Nikhil Mahant: AI generated outputs: beyond the binary
9.1.2025 15:00
Meeting room (zasedačka) of the Institute of Philosophy, CAS, Jilská 1, Prague
Can AI outputs represent objects of the world? Can AI systems perform speech acts like asserting, declaring, and apologizing? Can AI speech be deceptive in the same way that human speech can be? In short, do AI generated outputs have contents?
The popular and academic interest in these questions is immense. Yet the discourse is dominated by an unfortunate binary. At one end are the Blake Lemoines of the world, who maintain that there are no interesting (content-level) differences between outputs produced by (say) a LLM and a human. At the other end are those who take AI systems to be ‘stochastic parrots’: machines that spit out strings of words or collection of pixels that do not have contents.

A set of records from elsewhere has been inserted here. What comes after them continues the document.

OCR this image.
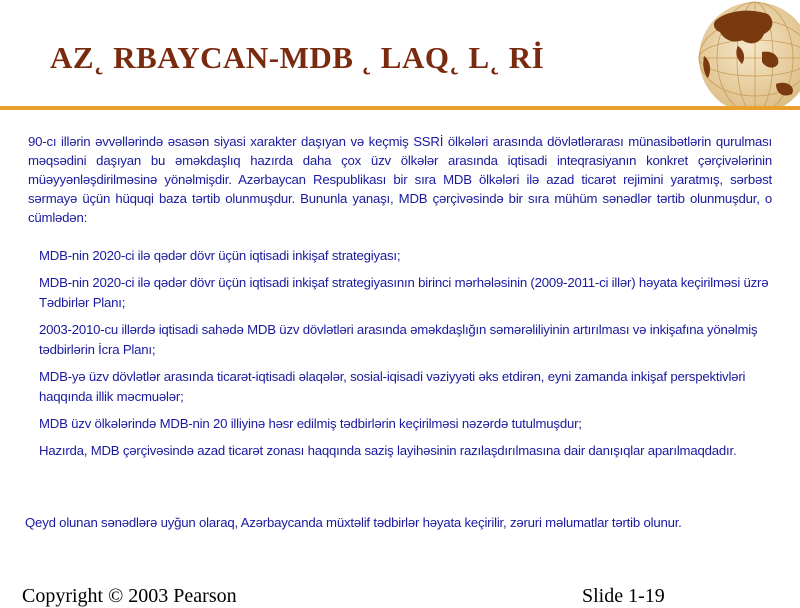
AZ˛ RBAYCAN-MDB ˛ LAQ˛ L˛ Rİ

90-cı illərin əvvəllərində əsasən siyasi xarakter daşıyan və keçmiş SSRİ ölkələri arasında dövlətlərarası münasibətlərin qurulması məqsədini daşıyan bu əməkdaşlıq hazırda daha çox üzv ölkələr arasında iqtisadi inteqrasiyanın konkret çərçivələrinin müəyyənləşdirilməsinə yönəlmişdir. Azərbaycan Respublikası bir sıra MDB ölkələri ilə azad ticarət rejimini yaratmış, sərbəst sərmayə üçün hüquqi baza tərtib olunmuşdur. Bununla yanaşı, MDB çərçivəsində bir sıra mühüm sənədlər tərtib olunmuşdur, o cümlədən:

MDB-nin 2020-ci ilə qədər dövr üçün iqtisadi inkişaf strategiyası;

MDB-nin 2020-ci ilə qədər dövr üçün iqtisadi inkişaf strategiyasının birinci mərhələsinin (2009-2011-ci illər) həyata keçirilməsi üzrə Tədbirlər Planı;

2003-2010-cu illərdə iqtisadi sahədə MDB üzv dövlətləri arasında əməkdaşlığın səmərəliliyinin artırılması və inkişafına yönəlmiş tədbirlərin İcra Planı;

MDB-yə üzv dövlətlər arasında ticarət-iqtisadi əlaqələr, sosial-iqisadi vəziyyəti əks etdirən, eyni zamanda inkişaf perspektivləri haqqında illik məcmuələr;

MDB üzv ölkələrində MDB-nin 20 illiyinə həsr edilmiş tədbirlərin keçirilməsi nəzərdə tutulmuşdur;

Hazırda, MDB çərçivəsində azad ticarət zonası haqqında saziş layihəsinin razılaşdırılmasına dair danışıqlar aparılmaqdadır.

Qeyd olunan sənədlərə uyğun olaraq, Azərbaycanda müxtəlif tədbirlər həyata keçirilir, zəruri məlumatlar tərtib olunur.

Copyright © 2003 Pearson	Slide 1-19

In this talk, I will provide a third alternative and provide some arguments in its favour. The alternative is that whether/which linguistic outputs are contentful depends on the cognitive demands that an output -- e.g., representation, speech act, act of deception -- makes on the entity producing the output.
The upshot is that there may not be a single, simple answer to the questions posed in the beginning of this abstract. Some generated outputs may represent the world (e.g., pictures, maps), others may not (e.g., caricatures, which require representing in a certain manner i.e., humorously). Some speech acts may be performed by AI systems (e.g., assertions), but not others (e.g., apologies). So goes for deceptive acts. It all depends on the cognitive requirements imposed by the act in question.